187. An isolated oligonucleotide molecule or pair of isolated oligonucleotide molecules according to any one of claims 175 to 186, wherein the molecule or molecules further comprise adaptor sequences configured to facilitate DNA sequencing.

188. An isolated oligonucleotide molecule or pair of isolated oligonucleotide molecules according to any one of claims 175 to 187, wherein the molecule or molecules further comprise unique index sequences (barcode sequences), wherein each barcode sequence is designed to be specific for a given sample from an individual.

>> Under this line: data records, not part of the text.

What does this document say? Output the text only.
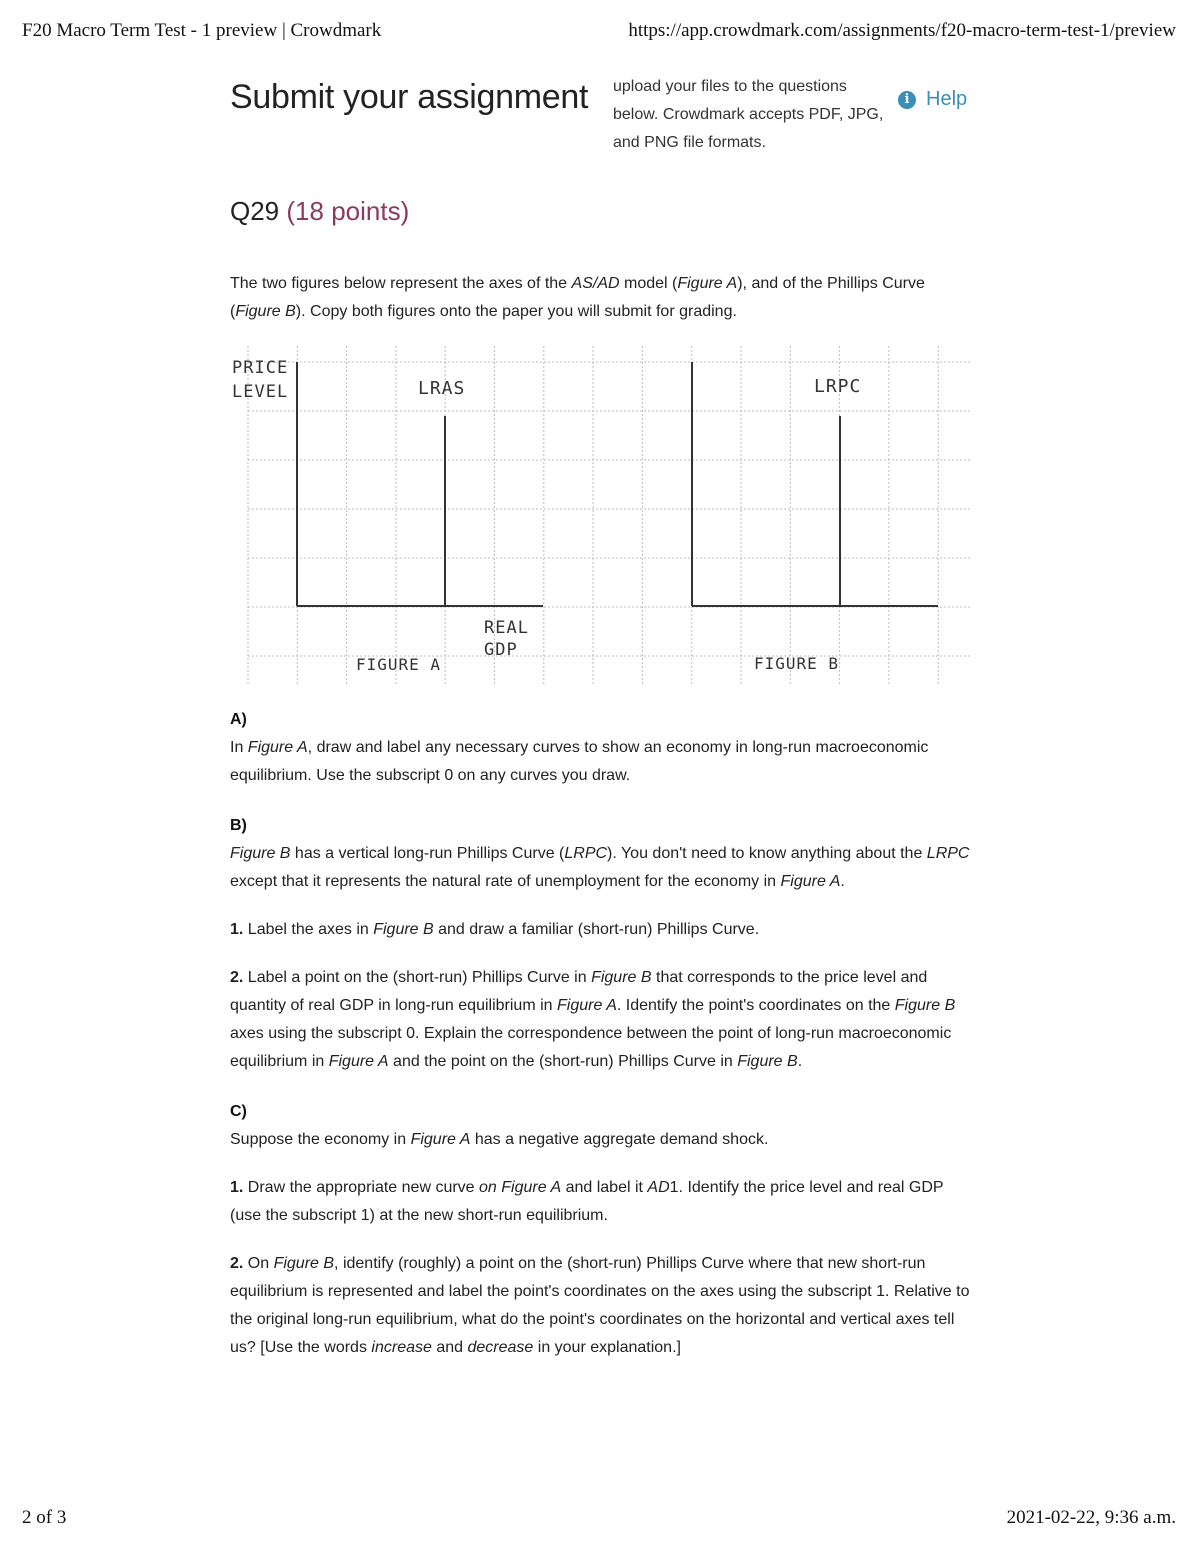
F20 Macro Term Test - 1 preview | Crowdmark	https://app.crowdmark.com/assignments/f20-macro-term-test-1/preview
Submit your assignment upload your files to the questions below. Crowdmark accepts PDF, JPG, and PNG file formats.
i Help
Q29 (18 points)

The two figures below represent the axes of the AS/AD model (Figure A), and of the Phillips Curve (Figure B). Copy both figures onto the paper you will submit for grading.

PRICE
LEVEL	LRAS
REAL
GDP
FIGURE A
LRPC
FIGURE B
A)

In Figure A, draw and label any necessary curves to show an economy in long-run macroeconomic equilibrium. Use the subscript 0 on any curves you draw.

B)

Figure B has a vertical long-run Phillips Curve (LRPC). You don't need to know anything about the LRPC except that it represents the natural rate of unemployment for the economy in Figure A.

1. Label the axes in Figure B and draw a familiar (short-run) Phillips Curve.

2. Label a point on the (short-run) Phillips Curve in Figure B that corresponds to the price level and quantity of real GDP in long-run equilibrium in Figure A. Identify the point's coordinates on the Figure B axes using the subscript 0. Explain the correspondence between the point of long-run macroeconomic equilibrium in Figure A and the point on the (short-run) Phillips Curve in Figure B.

C)

Suppose the economy in Figure A has a negative aggregate demand shock.

1. Draw the appropriate new curve on Figure A and label it AD1. Identify the price level and real GDP (use the subscript 1) at the new short-run equilibrium.

2. On Figure B, identify (roughly) a point on the (short-run) Phillips Curve where that new short-run equilibrium is represented and label the point's coordinates on the axes using the subscript 1. Relative to the original long-run equilibrium, what do the point's coordinates on the horizontal and vertical axes tell us? [Use the words increase and decrease in your explanation.]

2 of 3	2021-02-22, 9:36 a.m.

189. A kit comprising a pair of isolated oligonucleotide molecules according to any one of claims 177, 178, 181, 182 and 185 to 188.

190. A kit according to claim 63, further comprising a detection probe according to any one of claims 171 to 174.

191. A kit according to claim 189 or 190, further comprising reagents for amplifying DNA.